Joko has been forced into a corner in coping with the pandemic, said Bachitar Alam, representative of Indonesian think tank Asiaconsult Associates, adding that the biggest task for the president is to halt the spread of Covid-19 infections and revive the economy. Myanmar is not a high-priority issue for Joko, Alam said.

While Joko may want to use the Myanmar crisis to score political points, one misstep and he could face a major backlash.

The U.S., Europe, and Japan are trying to formulate strategies to protect their economic interests in Myanmar while keeping China at bay. Indonesian is in the same situation.
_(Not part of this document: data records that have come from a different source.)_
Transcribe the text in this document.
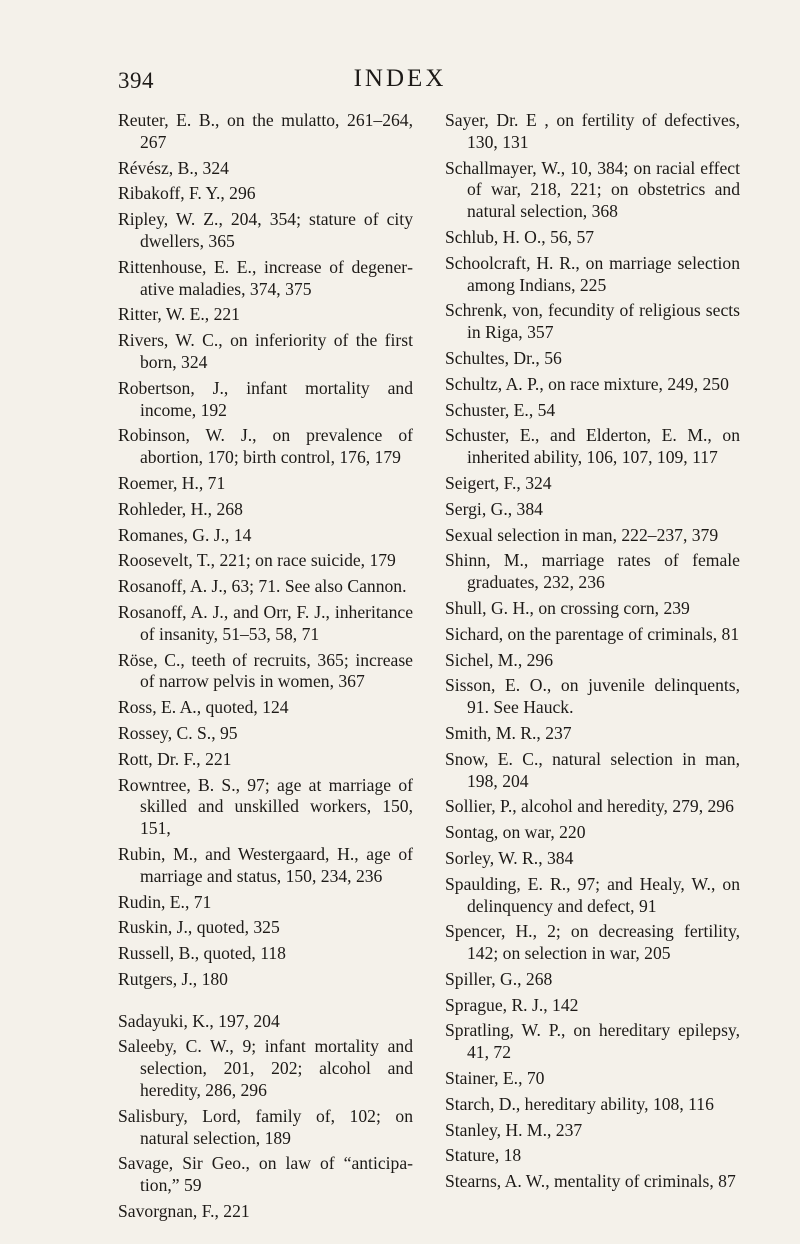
394	INDEX

Reuter, E. B., on the mulatto, 261–264, 267

Révész, B., 324

Ribakoff, F. Y., 296

Ripley, W. Z., 204, 354; stature of city dwellers, 365

Rittenhouse, E. E., increase of degenerative maladies, 374, 375

Ritter, W. E., 221

Rivers, W. C., on inferiority of the first born, 324

Robertson, J., infant mortality and income, 192

Robinson, W. J., on prevalence of abortion, 170; birth control, 176, 179

Roemer, H., 71

Rohleder, H., 268

Romanes, G. J., 14

Roosevelt, T., 221; on race suicide, 179

Rosanoff, A. J., 63; 71. See also Cannon.

Rosanoff, A. J., and Orr, F. J., inheritance of insanity, 51–53, 58, 71

Röse, C., teeth of recruits, 365; increase of narrow pelvis in women, 367

Ross, E. A., quoted, 124

Rossey, C. S., 95

Rott, Dr. F., 221

Rowntree, B. S., 97; age at marriage of skilled and unskilled workers, 150, 151,

Rubin, M., and Westergaard, H., age of marriage and status, 150, 234, 236

Rudin, E., 71

Ruskin, J., quoted, 325

Russell, B., quoted, 118

Rutgers, J., 180

Sadayuki, K., 197, 204

Saleeby, C. W., 9; infant mortality and selection, 201, 202; alcohol and heredity, 286, 296

Salisbury, Lord, family of, 102; on natural selection, 189

Savage, Sir Geo., on law of “anticipation,” 59

Savorgnan, F., 221

Sayer, Dr. E , on fertility of defectives, 130, 131

Schallmayer, W., 10, 384; on racial effect of war, 218, 221; on obstetrics and natural selection, 368

Schlub, H. O., 56, 57

Schoolcraft, H. R., on marriage selection among Indians, 225

Schrenk, von, fecundity of religious sects in Riga, 357

Schultes, Dr., 56

Schultz, A. P., on race mixture, 249, 250

Schuster, E., 54

Schuster, E., and Elderton, E. M., on inherited ability, 106, 107, 109, 117

Seigert, F., 324

Sergi, G., 384

Sexual selection in man, 222–237, 379

Shinn, M., marriage rates of female graduates, 232, 236

Shull, G. H., on crossing corn, 239

Sichard, on the parentage of criminals, 81

Sichel, M., 296

Sisson, E. O., on juvenile delinquents, 91. See Hauck.

Smith, M. R., 237

Snow, E. C., natural selection in man, 198, 204

Sollier, P., alcohol and heredity, 279, 296

Sontag, on war, 220

Sorley, W. R., 384

Spaulding, E. R., 97; and Healy, W., on delinquency and defect, 91

Spencer, H., 2; on decreasing fertility, 142; on selection in war, 205

Spiller, G., 268

Sprague, R. J., 142

Spratling, W. P., on hereditary epilepsy, 41, 72

Stainer, E., 70

Starch, D., hereditary ability, 108, 116

Stanley, H. M., 237

Stature, 18

Stearns, A. W., mentality of criminals, 87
Joko, a furniture maker-turned politician, became president after serving in local governments. He once admitted that he is not good at diplomacy -- since assuming office in 2014, he has absented himself from the U.N. General Assembly held every September. He delivered his first speech to the body last year through a prerecorded video streamed online.

But the crisis in Myanmar is an ASEAN crisis. As a major power in the region, Joko needs to step up and assume the main role to promote cooperation and achieve a diplomatic breakthrough.